Haran got into electric cars early on, leasing his first one in 1999, a GM truck—which the company took back when it decided to kill off its fleet of electric vehicles—then buying another electric truck on the small secondhand market that existed back then for these exotic wheels. Today, he drives to work in his electric Nissan Leaf, in jeans and a gray sweatshirt, his hair thick and gray. Haran isn’t a university-trained scientist. Instead, like so many of his colleagues at the Fuel Cell Partnership, he’s more in the spirit of, say, Thomas Edison: a technological wanderer continually looking for the next frontier. He dreams of the possibilities that can be unleashed by a technology such as hydrogen-powered cars. “You could imagine having a hydrogen-producing car,” he says, almost wistfully. “You may not have gas stations anymore. What about going home and plugging your car into a 220-volt outlet and plugging in your garden hose and converting water to hydrogen?”

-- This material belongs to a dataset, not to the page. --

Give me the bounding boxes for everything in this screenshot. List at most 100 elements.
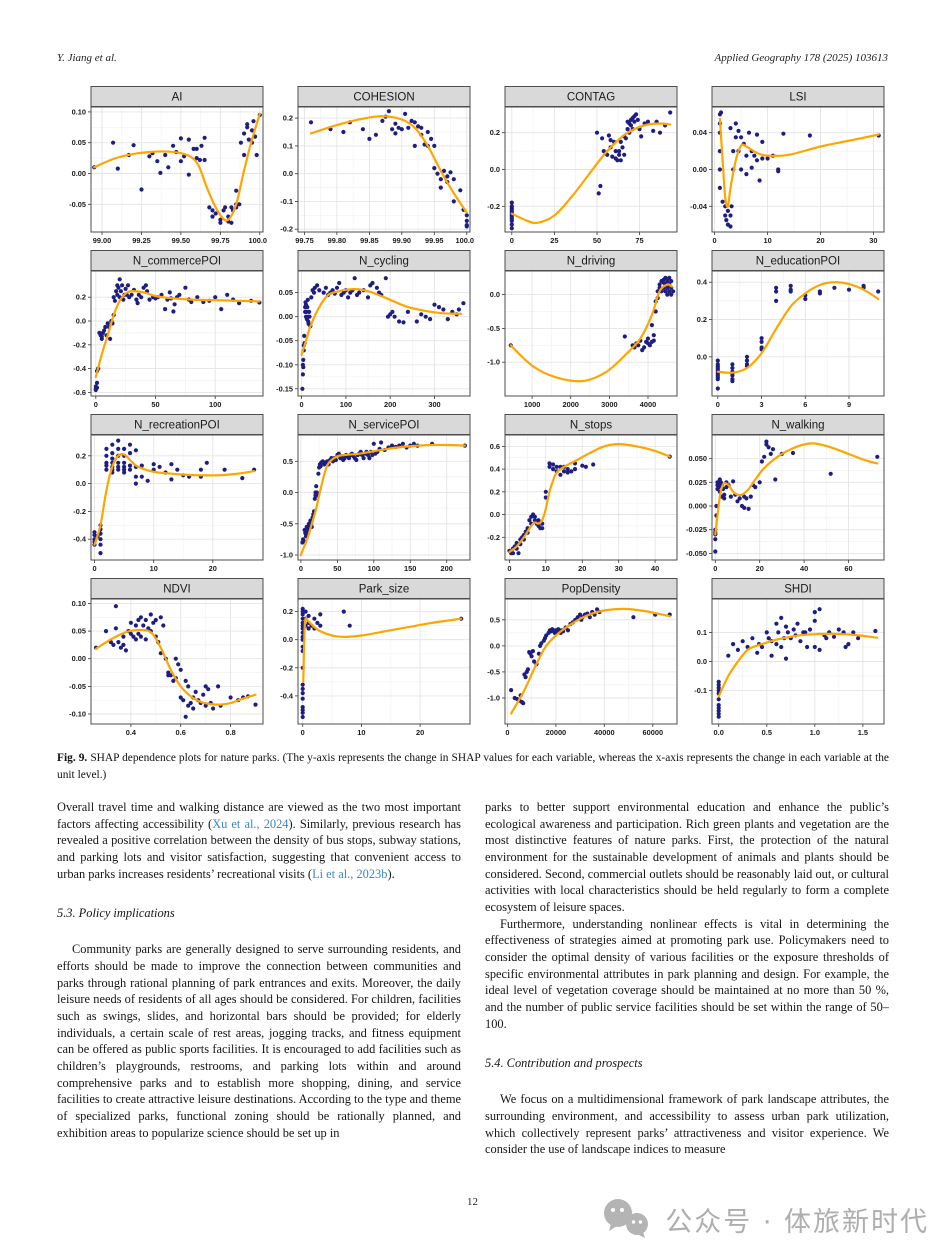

Most days, Haran he can be found either playing around under the hood of a hydrogen-powered, lavender-purple XTerra SUV—adjusting chemical filters, putting in new micron filters (a technology specifically designed for hydrogen vehicles)—or taking it for test drives, carefully monitoring its data on a paper log that he keeps handy at all times. His job is to document and study every piece of data the cars generate: fuel efficiency when they’re taken out on road trips, error messages on the sophisticated dashboard panels. If there’s a problem, he’s the one with the laptop loaded with diagnostic software that can be plugged into the car to work out what’s wrong. If one of the membranes across which compressed air is passed in a fuel-cell vehicle isn’t working, he’s the one who pops the hood of the car to figure out why.